Show Abstract | Download Original | Original Source | Check in Google Scholar

Abstract

Penyakit layu fusarium yang disebabkan oleh F. oxysporum f.sp. cubense merupakan kendala yang amat besar dalam memproduksi pisang, bukan hanya di Indonesia tetapi hampir di seluruh pusat pertanaman pisang di dunia. Penelitian bertujuan untuk mempelajari pengaruh P. fluorescens dan Gliocladium sp. terhadap perkembangan intensitas penyakit layu fusarium pada tanaman pisang, dan menentukan cara aplikasi agens hayati tersebut yang efektif. Percobaan dilakukan di lahan petani di Desa Selayo Kabupaten Solok yang dilaporkan sebagai lahan endemik layu fusarium, mulai April 2000 sampai dengan Maret 2001. Percobaan dilaksanakan menggunakan rancangan acak kelompok dengan tujuh perlakuan dan tiga ulangan. Hasil penelitian menunjukan bahwa penggunaan P. fluorescens atau Gliocladium sp. yang  diaplikasikan dengan cara penyiraman pada tanah di sekitar bibit tanaman pisang dapat menekan perkembangan penyakit layu di lapang.

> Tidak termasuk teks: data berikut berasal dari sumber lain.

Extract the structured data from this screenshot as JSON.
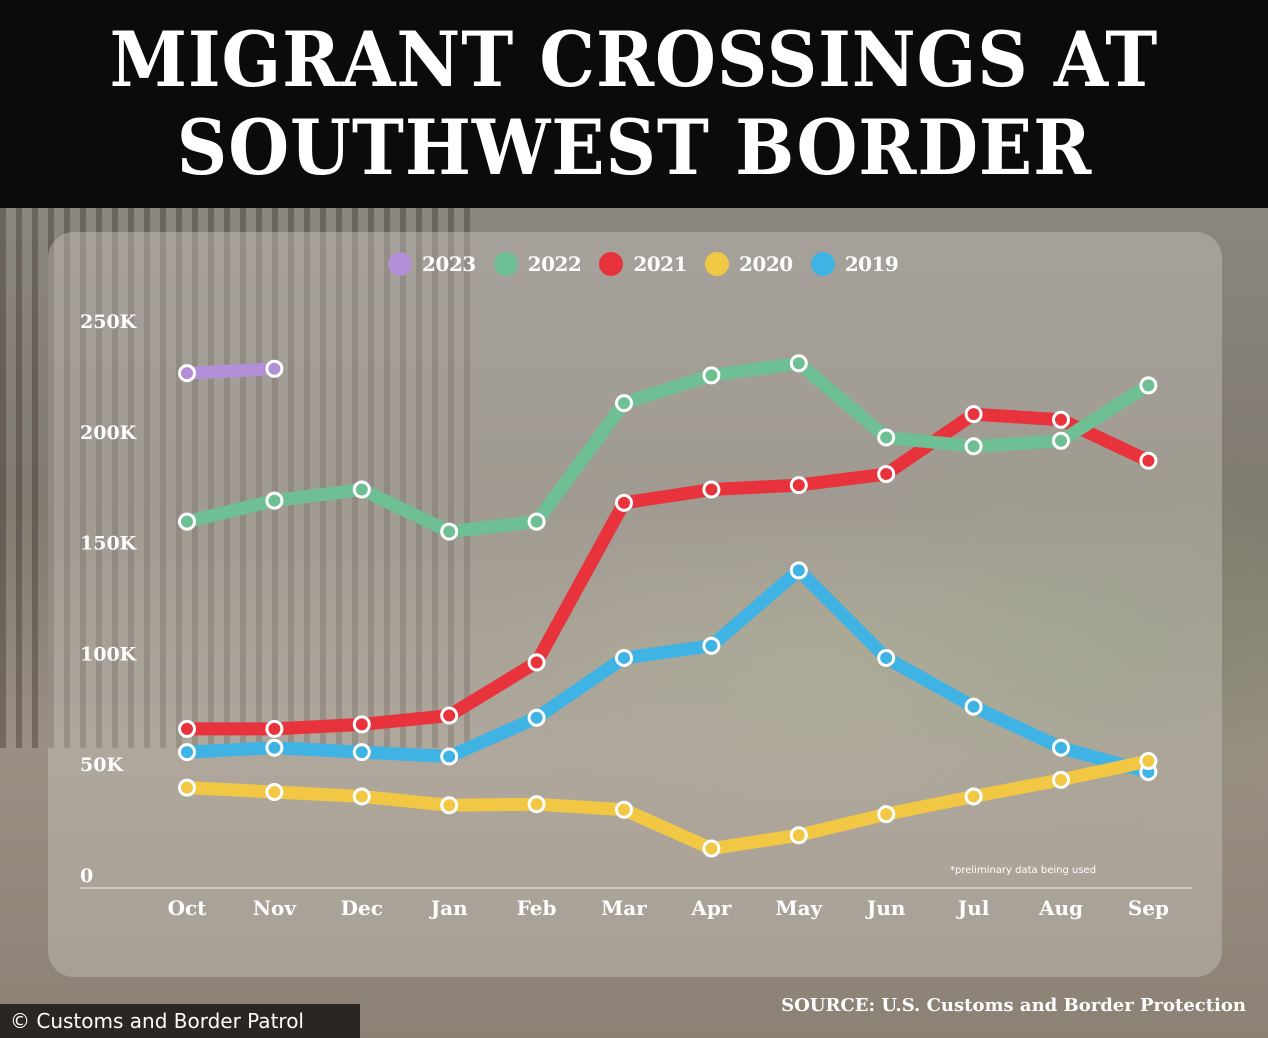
{
  "header": {
    "title_line1": "MIGRANT CROSSINGS AT",
    "title_line2": "SOUTHWEST BORDER"
  },
  "credit": "© Customs and Border Patrol",
  "source": "SOURCE: U.S. Customs and Border Protection",
  "note": "*preliminary data being used",
  "colors": {
    "2023": "#b28fd6",
    "2022": "#6fbf94",
    "2021": "#e8323c",
    "2020": "#f2c744",
    "2019": "#3fb3e3"
  },
  "chart_data": {
    "type": "line",
    "title": "MIGRANT CROSSINGS AT SOUTHWEST BORDER",
    "categories": [
      "Oct",
      "Nov",
      "Dec",
      "Jan",
      "Feb",
      "Mar",
      "Apr",
      "May",
      "Jun",
      "Jul",
      "Aug",
      "Sep"
    ],
    "y_ticks": [
      "0",
      "50K",
      "100K",
      "150K",
      "200K",
      "250K"
    ],
    "ylim": [
      0,
      250000
    ],
    "grid": false,
    "legend_position": "top-center",
    "series": [
      {
        "name": "2023",
        "color": "#b28fd6",
        "values": [
          226000,
          228000,
          null,
          null,
          null,
          null,
          null,
          null,
          null,
          null,
          null,
          null
        ]
      },
      {
        "name": "2022",
        "color": "#6fbf94",
        "values": [
          159000,
          168500,
          173500,
          154500,
          159000,
          212500,
          225000,
          230500,
          197000,
          193000,
          195500,
          220500
        ]
      },
      {
        "name": "2021",
        "color": "#e8323c",
        "values": [
          65500,
          65500,
          67500,
          71500,
          95500,
          167500,
          173500,
          175500,
          180500,
          207500,
          205000,
          186500
        ]
      },
      {
        "name": "2020",
        "color": "#f2c744",
        "values": [
          39000,
          37000,
          35000,
          31000,
          31500,
          29000,
          11500,
          17500,
          27000,
          35000,
          42500,
          51000
        ]
      },
      {
        "name": "2019",
        "color": "#3fb3e3",
        "values": [
          55000,
          57000,
          55000,
          53000,
          70500,
          97500,
          103000,
          137000,
          97500,
          75500,
          57000,
          46000
        ]
      }
    ]
  }
}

Tampaknya penyiraman tanaman dengan mikrobe antagonis tersebut tidak cukup satu kali, melainkan perlu beberapa kali  supaya hasilnya lebih baik. Kata kunci: Pisang; Fusarium oxysporum; Pseudomonas fluorescens; Gliocladium sp.; Pengendalian hayati. ABSTRACT. Fusarium wilt caused by F. oxysporum f.sp. cubense is a main constrain in bananas plantation throughout the world, including in Indonesia. The objectives of this research were to study the effect of P. fluorescens and Gliocladium sp. in the development of wilt disease intensity on banana plants, and to know the application methods of the biological agents to control the disease. The experiment was conducted in the farmer’s area where the disease was reported in endemics level in Selayo district Solok country from April 2000 until March 2001. Randomized block design with seven treatments and three replications were used. The result showed that application by pour   P. fluorescens or Gliocladium sp. suspension to soil around banana seedling rhizosfeer reduced the diseased plants in the field. It seems that the antagonistic microbes should be applicated several times to reduce the diseased plants perfectly.